After last night’s outcome in the Georgia and South Carolina elections I’m challenged to stay optimistic. At least my search this week for role models that encourage optimism did not have to venture far – it found its perfect target right in Beaverton, or, more precisely, at Powell’s in Beaverton.
Naomi Klein was in town on a book tour for her new book, No is not enough, written with lightening speed during the last 5 months ( it usually takes her that number in years to complete one. ) As you know, she is a Canadian author, social activist, and filmmaker known for her political analyses and criticism of corporate globalization and of capitalism. I closely follow her writing in the Guardian and the Nation, and get regular instructions by progeny to read her books (The Shock Doctrine was the last.)
The evening unfolded in conversation with Jo Ann Hardesty, who served in the Oregon House of Representatives from 1995 until 2001. You probably know her from her Voices from the Edge Thursday mornings on KBOO. You should, in any event, it’s a terrific program.
Moving introductory remarks and territorial acknowledgement were given by Cathy Sampson-Kruse (she was also part of the water protectors in ND.)
Closing remarks with support for local activists were offered by folks associated with The Leap. https://theleapblog.org/aboutleap/
The house was packed, mean age, due to the presence of babies, probably around 40, modal age more like 65, a sea of us gray going on white-haired folks…..
Below is a link to a short essay that basically encapsulates the discussion that unfolded yesterday. I am quoting the very last paragraph which was mirrored by Klein’s closing remarks.
“For decades, elites have been using the power of shock to impose nightmares. Donald Trump thinks he’ll be able to do it again and again—that we will have forgotten by tomorrow what he said yesterday (which he will say he never said); that we will be overwhelmed by events and will ultimately scatter, surrender, and let him grab whatever he wants.

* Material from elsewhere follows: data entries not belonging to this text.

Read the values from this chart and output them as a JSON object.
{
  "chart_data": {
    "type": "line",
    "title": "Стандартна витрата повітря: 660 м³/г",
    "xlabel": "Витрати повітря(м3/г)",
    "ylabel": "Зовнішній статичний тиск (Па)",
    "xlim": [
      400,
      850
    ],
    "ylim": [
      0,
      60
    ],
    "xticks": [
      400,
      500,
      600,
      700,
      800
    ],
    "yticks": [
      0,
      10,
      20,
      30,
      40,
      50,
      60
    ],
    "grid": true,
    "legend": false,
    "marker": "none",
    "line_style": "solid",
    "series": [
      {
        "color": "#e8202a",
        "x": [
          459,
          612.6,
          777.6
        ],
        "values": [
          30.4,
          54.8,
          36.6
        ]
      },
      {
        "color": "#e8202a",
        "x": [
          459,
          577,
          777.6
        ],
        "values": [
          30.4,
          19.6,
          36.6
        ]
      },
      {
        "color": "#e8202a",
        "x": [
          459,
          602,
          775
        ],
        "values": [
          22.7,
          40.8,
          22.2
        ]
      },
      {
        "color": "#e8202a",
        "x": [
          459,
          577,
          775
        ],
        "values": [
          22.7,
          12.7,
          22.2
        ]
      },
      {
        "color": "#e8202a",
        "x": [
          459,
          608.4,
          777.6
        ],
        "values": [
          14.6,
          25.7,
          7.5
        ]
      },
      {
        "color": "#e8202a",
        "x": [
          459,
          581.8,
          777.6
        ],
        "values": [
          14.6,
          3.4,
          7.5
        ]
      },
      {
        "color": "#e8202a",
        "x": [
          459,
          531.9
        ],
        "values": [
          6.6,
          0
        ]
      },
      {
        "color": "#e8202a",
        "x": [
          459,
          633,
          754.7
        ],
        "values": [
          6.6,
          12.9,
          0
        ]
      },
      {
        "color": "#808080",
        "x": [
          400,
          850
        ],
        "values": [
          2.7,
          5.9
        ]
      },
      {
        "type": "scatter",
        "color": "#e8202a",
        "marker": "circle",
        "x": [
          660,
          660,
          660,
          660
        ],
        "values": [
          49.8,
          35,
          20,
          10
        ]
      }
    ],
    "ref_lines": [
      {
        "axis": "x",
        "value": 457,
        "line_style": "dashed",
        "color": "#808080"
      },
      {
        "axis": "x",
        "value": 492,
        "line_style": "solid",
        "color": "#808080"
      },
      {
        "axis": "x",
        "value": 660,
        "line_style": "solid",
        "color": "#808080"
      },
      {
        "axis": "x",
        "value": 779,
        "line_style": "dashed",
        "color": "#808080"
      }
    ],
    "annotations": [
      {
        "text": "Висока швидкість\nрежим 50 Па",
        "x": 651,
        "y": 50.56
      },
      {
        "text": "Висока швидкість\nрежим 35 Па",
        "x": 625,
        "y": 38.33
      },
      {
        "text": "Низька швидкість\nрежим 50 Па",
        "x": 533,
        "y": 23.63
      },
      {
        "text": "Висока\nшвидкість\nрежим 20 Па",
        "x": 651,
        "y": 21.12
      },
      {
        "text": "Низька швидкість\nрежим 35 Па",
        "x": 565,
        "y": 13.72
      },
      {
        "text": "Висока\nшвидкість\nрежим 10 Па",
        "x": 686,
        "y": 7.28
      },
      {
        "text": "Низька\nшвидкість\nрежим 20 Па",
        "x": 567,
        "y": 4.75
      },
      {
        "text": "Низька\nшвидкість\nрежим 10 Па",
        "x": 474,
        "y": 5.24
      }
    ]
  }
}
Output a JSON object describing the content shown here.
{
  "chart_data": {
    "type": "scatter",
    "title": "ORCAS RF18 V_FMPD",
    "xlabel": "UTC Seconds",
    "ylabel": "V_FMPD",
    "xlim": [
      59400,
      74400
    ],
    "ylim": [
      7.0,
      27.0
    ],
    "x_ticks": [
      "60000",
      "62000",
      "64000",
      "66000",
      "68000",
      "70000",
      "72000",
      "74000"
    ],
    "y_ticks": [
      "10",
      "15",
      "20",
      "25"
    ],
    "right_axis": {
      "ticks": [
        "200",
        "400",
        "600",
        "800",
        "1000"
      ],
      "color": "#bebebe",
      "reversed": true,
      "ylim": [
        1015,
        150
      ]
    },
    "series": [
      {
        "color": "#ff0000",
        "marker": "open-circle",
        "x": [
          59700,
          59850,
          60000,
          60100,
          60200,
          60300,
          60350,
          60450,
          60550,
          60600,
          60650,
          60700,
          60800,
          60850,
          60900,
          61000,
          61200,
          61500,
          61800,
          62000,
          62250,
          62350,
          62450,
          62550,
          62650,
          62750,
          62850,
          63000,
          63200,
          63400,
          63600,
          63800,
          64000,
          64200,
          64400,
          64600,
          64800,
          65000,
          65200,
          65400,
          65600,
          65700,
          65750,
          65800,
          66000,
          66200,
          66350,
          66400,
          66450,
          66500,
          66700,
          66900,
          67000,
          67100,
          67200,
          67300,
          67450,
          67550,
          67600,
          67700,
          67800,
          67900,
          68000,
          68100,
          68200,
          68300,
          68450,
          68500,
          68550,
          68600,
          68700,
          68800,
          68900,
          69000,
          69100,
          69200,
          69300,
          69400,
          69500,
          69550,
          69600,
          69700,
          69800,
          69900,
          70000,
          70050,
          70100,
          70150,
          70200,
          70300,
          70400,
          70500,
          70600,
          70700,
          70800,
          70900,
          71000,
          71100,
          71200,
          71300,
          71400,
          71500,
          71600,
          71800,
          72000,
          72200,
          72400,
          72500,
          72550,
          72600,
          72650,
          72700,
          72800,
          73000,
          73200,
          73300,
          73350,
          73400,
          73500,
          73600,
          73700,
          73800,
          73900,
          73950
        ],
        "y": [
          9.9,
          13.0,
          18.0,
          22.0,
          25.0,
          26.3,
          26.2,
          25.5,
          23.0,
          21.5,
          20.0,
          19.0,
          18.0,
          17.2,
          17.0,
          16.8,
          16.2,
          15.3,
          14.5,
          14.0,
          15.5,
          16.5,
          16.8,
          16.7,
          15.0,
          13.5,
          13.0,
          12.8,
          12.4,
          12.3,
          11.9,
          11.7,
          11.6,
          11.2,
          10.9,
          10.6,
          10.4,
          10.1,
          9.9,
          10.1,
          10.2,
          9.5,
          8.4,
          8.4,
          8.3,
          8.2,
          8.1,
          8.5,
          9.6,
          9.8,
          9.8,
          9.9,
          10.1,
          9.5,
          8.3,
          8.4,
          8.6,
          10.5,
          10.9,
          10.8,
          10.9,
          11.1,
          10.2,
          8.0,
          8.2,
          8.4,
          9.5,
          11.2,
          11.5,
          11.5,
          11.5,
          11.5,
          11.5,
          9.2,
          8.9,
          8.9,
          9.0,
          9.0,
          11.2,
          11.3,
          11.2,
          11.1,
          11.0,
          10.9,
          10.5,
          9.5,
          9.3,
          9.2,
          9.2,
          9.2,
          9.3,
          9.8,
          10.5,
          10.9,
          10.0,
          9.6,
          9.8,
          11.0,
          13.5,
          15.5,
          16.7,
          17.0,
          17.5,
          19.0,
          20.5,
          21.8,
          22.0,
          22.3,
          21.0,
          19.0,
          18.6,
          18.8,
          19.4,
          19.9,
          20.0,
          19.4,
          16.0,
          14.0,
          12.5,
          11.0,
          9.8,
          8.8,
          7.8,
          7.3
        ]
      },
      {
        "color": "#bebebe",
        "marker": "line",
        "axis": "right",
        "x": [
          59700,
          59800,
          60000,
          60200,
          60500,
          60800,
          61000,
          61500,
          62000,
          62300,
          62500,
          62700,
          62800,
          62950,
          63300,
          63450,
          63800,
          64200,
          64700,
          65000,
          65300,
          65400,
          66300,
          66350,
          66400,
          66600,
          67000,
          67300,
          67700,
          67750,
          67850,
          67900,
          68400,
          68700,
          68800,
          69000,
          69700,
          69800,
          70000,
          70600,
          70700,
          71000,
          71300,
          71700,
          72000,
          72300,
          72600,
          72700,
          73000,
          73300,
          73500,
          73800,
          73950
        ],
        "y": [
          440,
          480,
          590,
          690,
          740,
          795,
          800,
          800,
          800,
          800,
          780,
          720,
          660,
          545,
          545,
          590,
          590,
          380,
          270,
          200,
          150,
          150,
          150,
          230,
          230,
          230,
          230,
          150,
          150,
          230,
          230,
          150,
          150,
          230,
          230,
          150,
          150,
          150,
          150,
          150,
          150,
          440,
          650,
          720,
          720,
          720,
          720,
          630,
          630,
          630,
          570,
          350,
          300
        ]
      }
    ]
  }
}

But crises do not always cause societies to regress and give up. There is also always a second option: that, faced with a grave common threat, we can choose to come together and make an evolutionary leap. We can choose, as the Reverend William Barber puts it, “to be the moral defibrillators of our time and shock the heart of this nation and build a movement of resistance and hope and justice and love.” We can, in other words, surprise the hell out of ourselves—by being united, focused, and determined. By refusing to fall for those tired old shock tactics. By refusing to be afraid, no matter how much we are tested.
The corporate coup that Trump and his billionaire cabinet are trying to pull off is a crisis with global reverberations that could echo through geologic time. How we respond to this crisis is up to us. So let’s choose that second option. Let’s leap.”
The most interesting part of her talk focused on the fact that saying No is not enough, we have to fill it with a Yes that proposes alternatives. For me the urgent question is how to conceive of and formulate alternatives that realistically work as political programs. Not (just) to get elected but to change the dominant system of policies and political philosophy, of the economy at the base of it all.
Klein signed her book with “Stay Brave” – a fitting exhortation from a woman who inspired optimism.